Ma, Williams, and colleagues chose graphene as the main material for the electronics in their sensor. Graphene is a carbon material closely related to graphite like that used in pencils, but consists of only a single layer of atoms arrayed in a hexagonal mesh pattern. The material is very light, strong, chemically stable, and can conduct both heat and electricity, with applications in fields such as electronics, energy, and health care.

The Wisconsin device consists of 4 graphene circuits, each fabricated in a wafer, coated with Parylene C, a transparent and biocompatible polymer compound, using chemical vapor deposition. Graphene allows the device to remain extremely thin, even with 4 layers. “It’s got to be very thin and robust to survive in the body,” notes Ma.

The researchers tested the device, called carbon-layered electrode array, or Clear, for optical transparency over the spectrum from infrared to ultraviolet frequencies and found the sensor allows for transmission rates of 90 percent or more. The team also implanted devices in lab rats and mice, and found the devices allow for fluorescent microscope images and three-dimensional optical coherence tomography of the blood vessels in the brain immediately under the sensor. Optical coherence tomography is an imaging technology analogous to ultrasound, but using light rather than sound waves.

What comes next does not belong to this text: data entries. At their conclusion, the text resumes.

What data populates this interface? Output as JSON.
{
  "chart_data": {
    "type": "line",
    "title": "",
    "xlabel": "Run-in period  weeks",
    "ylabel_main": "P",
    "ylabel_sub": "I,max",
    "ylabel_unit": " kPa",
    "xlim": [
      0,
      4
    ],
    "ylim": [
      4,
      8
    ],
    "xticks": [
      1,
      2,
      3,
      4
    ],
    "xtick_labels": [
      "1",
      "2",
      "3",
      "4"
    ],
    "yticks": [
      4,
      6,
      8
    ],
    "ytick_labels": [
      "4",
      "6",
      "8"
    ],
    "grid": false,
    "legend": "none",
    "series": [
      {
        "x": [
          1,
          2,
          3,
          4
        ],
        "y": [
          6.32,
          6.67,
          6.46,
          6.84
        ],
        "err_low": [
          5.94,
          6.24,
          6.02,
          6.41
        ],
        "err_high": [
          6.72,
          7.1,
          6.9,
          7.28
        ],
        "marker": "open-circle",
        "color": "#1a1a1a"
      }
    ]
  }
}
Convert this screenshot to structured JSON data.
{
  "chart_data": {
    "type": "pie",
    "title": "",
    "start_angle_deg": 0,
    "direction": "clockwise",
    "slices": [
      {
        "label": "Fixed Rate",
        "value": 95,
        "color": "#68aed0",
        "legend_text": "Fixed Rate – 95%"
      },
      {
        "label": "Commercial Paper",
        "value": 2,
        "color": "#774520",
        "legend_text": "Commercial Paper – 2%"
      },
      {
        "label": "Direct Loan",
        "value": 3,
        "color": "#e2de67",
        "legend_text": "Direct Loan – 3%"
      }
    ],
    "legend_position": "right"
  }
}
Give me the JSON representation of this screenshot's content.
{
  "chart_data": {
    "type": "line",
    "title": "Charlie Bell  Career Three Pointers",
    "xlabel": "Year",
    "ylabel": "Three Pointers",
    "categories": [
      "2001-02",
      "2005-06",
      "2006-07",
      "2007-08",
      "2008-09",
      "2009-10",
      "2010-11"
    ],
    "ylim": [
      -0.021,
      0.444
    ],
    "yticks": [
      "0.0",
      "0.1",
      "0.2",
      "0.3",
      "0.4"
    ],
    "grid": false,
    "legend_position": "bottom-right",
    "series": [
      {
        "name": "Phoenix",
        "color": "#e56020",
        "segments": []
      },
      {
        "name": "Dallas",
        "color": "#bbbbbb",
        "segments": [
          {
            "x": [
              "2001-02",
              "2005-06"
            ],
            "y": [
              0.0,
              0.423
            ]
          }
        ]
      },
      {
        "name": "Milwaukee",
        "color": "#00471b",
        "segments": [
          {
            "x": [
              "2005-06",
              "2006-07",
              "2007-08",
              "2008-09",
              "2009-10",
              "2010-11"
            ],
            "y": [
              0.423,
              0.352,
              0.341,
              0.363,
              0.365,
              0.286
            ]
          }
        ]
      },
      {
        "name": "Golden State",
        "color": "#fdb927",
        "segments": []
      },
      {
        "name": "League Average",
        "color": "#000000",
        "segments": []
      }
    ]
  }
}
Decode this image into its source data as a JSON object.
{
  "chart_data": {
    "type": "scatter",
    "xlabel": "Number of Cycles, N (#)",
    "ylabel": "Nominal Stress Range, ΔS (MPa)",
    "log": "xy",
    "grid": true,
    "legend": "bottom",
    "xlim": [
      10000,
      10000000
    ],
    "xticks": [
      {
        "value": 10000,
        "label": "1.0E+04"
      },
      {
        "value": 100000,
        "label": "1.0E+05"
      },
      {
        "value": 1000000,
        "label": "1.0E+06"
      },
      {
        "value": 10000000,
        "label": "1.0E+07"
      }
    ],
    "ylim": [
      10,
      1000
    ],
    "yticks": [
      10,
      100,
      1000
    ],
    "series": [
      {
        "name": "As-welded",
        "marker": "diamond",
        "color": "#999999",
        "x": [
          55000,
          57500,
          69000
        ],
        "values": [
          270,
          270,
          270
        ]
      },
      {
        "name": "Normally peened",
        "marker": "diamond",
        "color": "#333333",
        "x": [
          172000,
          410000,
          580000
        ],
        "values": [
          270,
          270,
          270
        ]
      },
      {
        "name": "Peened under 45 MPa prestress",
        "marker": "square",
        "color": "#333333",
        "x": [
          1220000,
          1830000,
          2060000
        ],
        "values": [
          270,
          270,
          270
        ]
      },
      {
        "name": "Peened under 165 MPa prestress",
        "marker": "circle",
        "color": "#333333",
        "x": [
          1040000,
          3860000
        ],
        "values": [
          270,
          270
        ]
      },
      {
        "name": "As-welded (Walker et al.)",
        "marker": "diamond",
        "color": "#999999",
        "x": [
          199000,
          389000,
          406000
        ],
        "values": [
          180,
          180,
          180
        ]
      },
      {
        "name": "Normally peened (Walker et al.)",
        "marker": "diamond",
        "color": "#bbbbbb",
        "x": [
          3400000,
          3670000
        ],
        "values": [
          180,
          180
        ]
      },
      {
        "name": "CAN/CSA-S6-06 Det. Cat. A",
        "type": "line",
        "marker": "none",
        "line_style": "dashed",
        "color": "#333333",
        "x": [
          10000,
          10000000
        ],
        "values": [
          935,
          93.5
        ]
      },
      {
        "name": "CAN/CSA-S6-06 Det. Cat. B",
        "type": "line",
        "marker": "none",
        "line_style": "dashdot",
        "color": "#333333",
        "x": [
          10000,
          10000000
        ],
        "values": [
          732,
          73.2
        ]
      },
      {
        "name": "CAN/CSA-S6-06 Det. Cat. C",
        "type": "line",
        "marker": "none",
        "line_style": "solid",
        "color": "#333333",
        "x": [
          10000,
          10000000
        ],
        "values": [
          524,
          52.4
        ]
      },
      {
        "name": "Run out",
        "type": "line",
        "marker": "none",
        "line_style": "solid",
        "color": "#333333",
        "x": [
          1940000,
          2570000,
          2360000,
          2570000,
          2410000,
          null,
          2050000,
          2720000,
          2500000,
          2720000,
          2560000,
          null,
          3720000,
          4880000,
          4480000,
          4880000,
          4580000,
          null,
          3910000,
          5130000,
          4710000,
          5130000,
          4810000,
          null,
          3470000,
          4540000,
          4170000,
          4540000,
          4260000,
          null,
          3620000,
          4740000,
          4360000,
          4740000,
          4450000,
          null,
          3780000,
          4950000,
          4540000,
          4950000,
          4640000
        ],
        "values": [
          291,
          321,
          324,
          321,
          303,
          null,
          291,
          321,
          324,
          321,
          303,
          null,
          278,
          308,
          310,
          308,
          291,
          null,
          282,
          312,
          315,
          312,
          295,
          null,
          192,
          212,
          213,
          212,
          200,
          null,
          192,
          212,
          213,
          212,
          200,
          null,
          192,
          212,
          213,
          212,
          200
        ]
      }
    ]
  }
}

The researchers also conducted optogenetics tests in the focal cortical areas of the lab animals where the sensors were implanted. Optogenetics uses light to influence activities of genes sensitive to light. Focal cortical areas are parts of the cerebral cortex often causing seizures in children with epilepsy.

Lab mice with brain cells expressing a channelrhodopsin protein were fitted with Clear sensors in their brains and exposed to blue light, known to stimulate that protein. The results showed at some light intensity levels, nerve cells respond to the blue light exposure.

University of Wisconsin is in the process of patenting the technology. The team believes the Clear device can be a significant help to neuromodulation therapies involving electrical stimulation of brain cells, to treat disorders such as hypertension, epilepsy, and Parkinson’s disease. The device can assist in understanding precise effects of the stimulation, which at present are considered rudimentary.

The researchers are also working with colleagues at University of Illinois-Chicago developing contact lenses with built-in transparent sensors to detect damage to the retina and early stages of disorders such as glaucoma.